Two Louisiana boys scrambling for $5 must have been a real sight to behold. That was enough money to buy anything, in our minds, maybe a house. Alas, that was not to be. Our local Sheriff was nearby and must have heard our squeals of glee. “Where’d you get that paper money?” Perhaps he thought we stole it.
At first, Wilson hesitated to admit we’d found the money, but where we came from, lying was a sin, and if people knew you had lied at any time, you’d be called out to your face. Liar, Liar, Liar. This was a great shame, and it was right to be called out on a sin. Like a bad poker hand, we folded and admitted we had found it.
The Sheriff asked us what we were going to do with that found money, which would bring us great joy and happiness. We knew the correct answer, but that meant taking responsibility, which was hard and time-consuming. “We’re giving it back,” I said, immediately realizing our problem – find the owner and return his money. The easier option would have been to donate the money at church.
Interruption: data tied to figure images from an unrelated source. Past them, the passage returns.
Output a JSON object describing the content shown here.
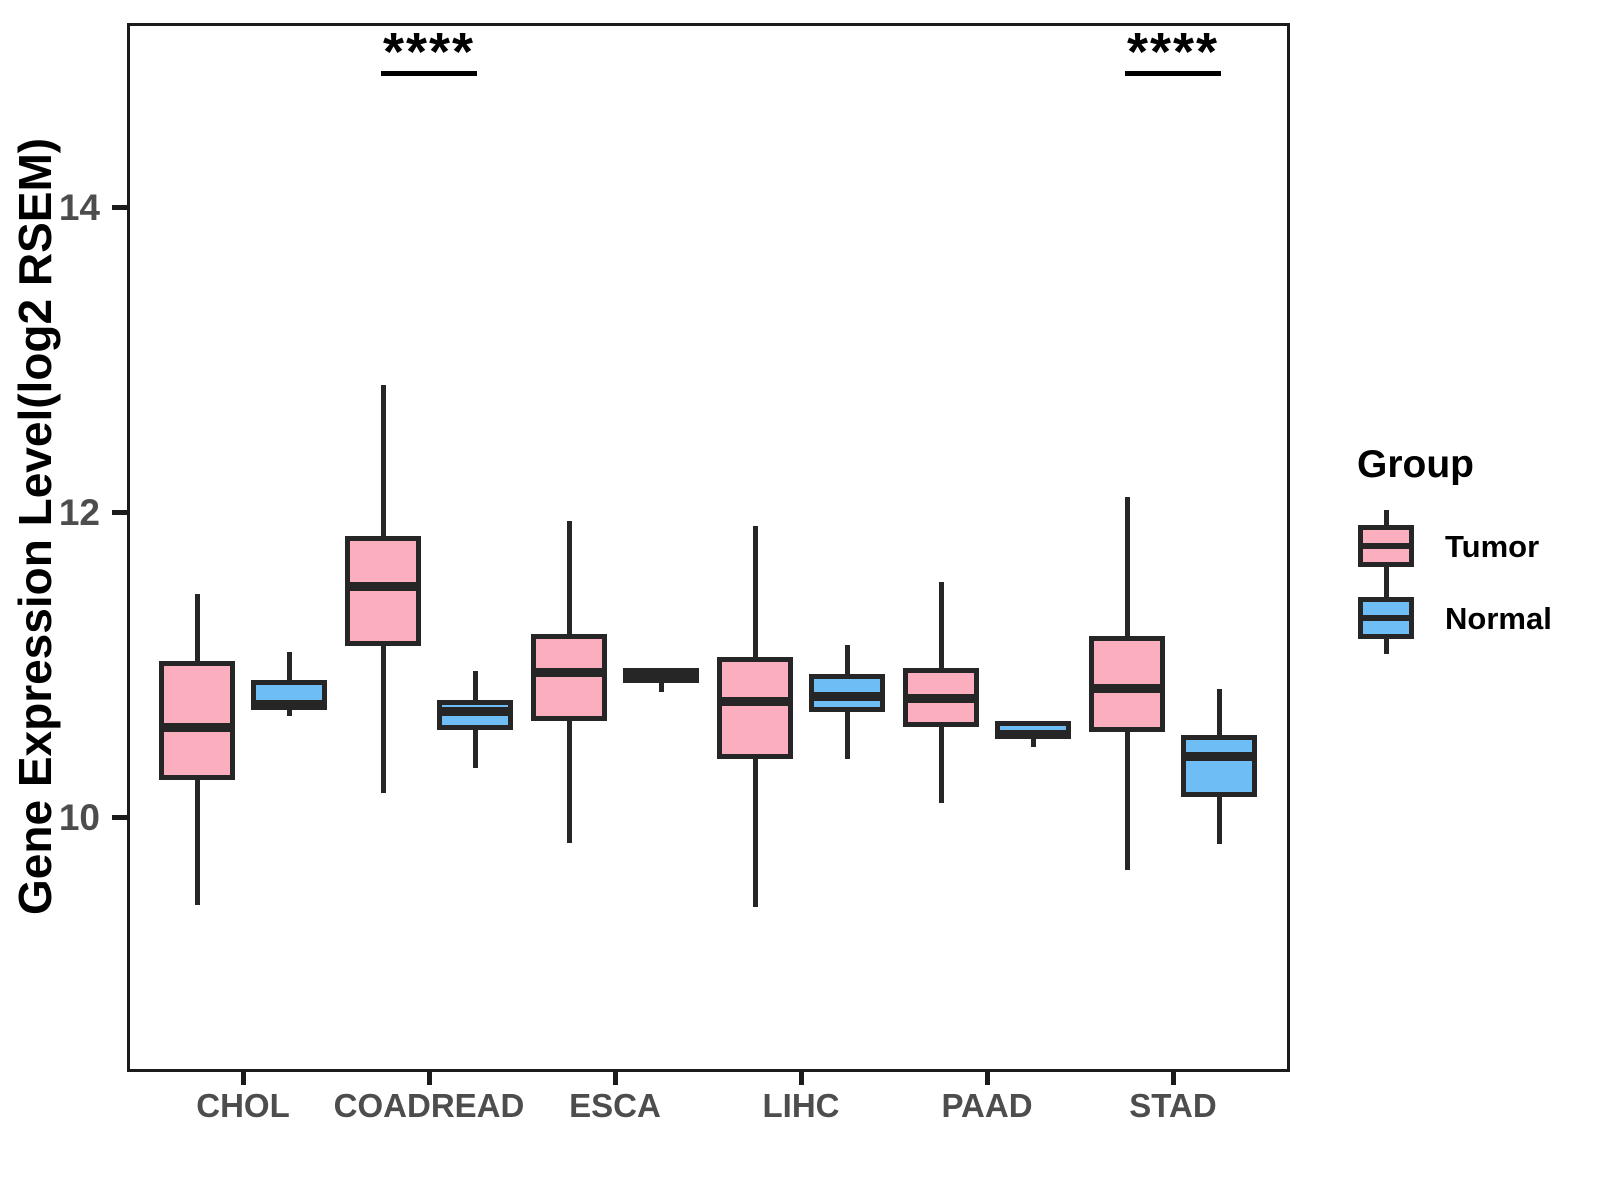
{
  "colors": {
    "tumor_fill": "#FAAEBE",
    "normal_fill": "#6EBEF5",
    "stroke": "#262626",
    "panel_border": "#1b1b1b",
    "axis_text": "#4d4d4d",
    "title_text": "#000000"
  },
  "chart_data": {
    "type": "boxplot",
    "title": "",
    "xlabel": "",
    "ylabel": "Gene Expression Level(log2 RSEM)",
    "categories": [
      "CHOL",
      "COADREAD",
      "ESCA",
      "LIHC",
      "PAAD",
      "STAD"
    ],
    "y_ticks": [
      10,
      12,
      14
    ],
    "ylim": [
      8.33,
      15.21
    ],
    "grid": false,
    "legend": {
      "title": "Group",
      "position": "right",
      "entries": [
        {
          "label": "Tumor",
          "color": "#FAAEBE"
        },
        {
          "label": "Normal",
          "color": "#6EBEF5"
        }
      ]
    },
    "significance": [
      {
        "category": "COADREAD",
        "label": "****"
      },
      {
        "category": "STAD",
        "label": "****"
      }
    ],
    "series": [
      {
        "name": "Tumor",
        "color": "#FAAEBE",
        "boxes": [
          {
            "category": "CHOL",
            "whisker_low": 9.42,
            "q1": 10.24,
            "median": 10.59,
            "q3": 11.02,
            "whisker_high": 11.46
          },
          {
            "category": "COADREAD",
            "whisker_low": 10.16,
            "q1": 11.12,
            "median": 11.51,
            "q3": 11.84,
            "whisker_high": 12.83
          },
          {
            "category": "ESCA",
            "whisker_low": 9.83,
            "q1": 10.63,
            "median": 10.95,
            "q3": 11.2,
            "whisker_high": 11.94
          },
          {
            "category": "LIHC",
            "whisker_low": 9.41,
            "q1": 10.38,
            "median": 10.76,
            "q3": 11.05,
            "whisker_high": 11.91
          },
          {
            "category": "PAAD",
            "whisker_low": 10.09,
            "q1": 10.59,
            "median": 10.78,
            "q3": 10.98,
            "whisker_high": 11.54
          },
          {
            "category": "STAD",
            "whisker_low": 9.65,
            "q1": 10.56,
            "median": 10.84,
            "q3": 11.19,
            "whisker_high": 12.1
          }
        ]
      },
      {
        "name": "Normal",
        "color": "#6EBEF5",
        "boxes": [
          {
            "category": "CHOL",
            "whisker_low": 10.66,
            "q1": 10.7,
            "median": 10.74,
            "q3": 10.9,
            "whisker_high": 11.08
          },
          {
            "category": "COADREAD",
            "whisker_low": 10.32,
            "q1": 10.57,
            "median": 10.69,
            "q3": 10.77,
            "whisker_high": 10.96
          },
          {
            "category": "ESCA",
            "whisker_low": 10.82,
            "q1": 10.88,
            "median": 10.93,
            "q3": 10.98,
            "whisker_high": 10.98
          },
          {
            "category": "LIHC",
            "whisker_low": 10.38,
            "q1": 10.69,
            "median": 10.79,
            "q3": 10.94,
            "whisker_high": 11.13
          },
          {
            "category": "PAAD",
            "whisker_low": 10.46,
            "q1": 10.51,
            "median": 10.54,
            "q3": 10.63,
            "whisker_high": 10.63
          },
          {
            "category": "STAD",
            "whisker_low": 9.82,
            "q1": 10.13,
            "median": 10.4,
            "q3": 10.54,
            "whisker_high": 10.84
          }
        ]
      }
    ]
  }
}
We went door to door in town, asking who might have lost money. After three days, no luck. We told the Sheriff. “Keep looking,” he said and exactly what we thought he would say. The lesson was painfully clear: someone else’s property is not mine, no matter how small. It’s their property, and their losing it changed nothing.
Wilson and I would be tempted again soon, but we knew what to do. The next time we found money, we would see the Sheriff to give it to him. He could look for the careless owner. And we would be free again with nothing hanging onto our conscience.
Sometimes, you learn from your experience, and other times not. This was a lesson we would never forget.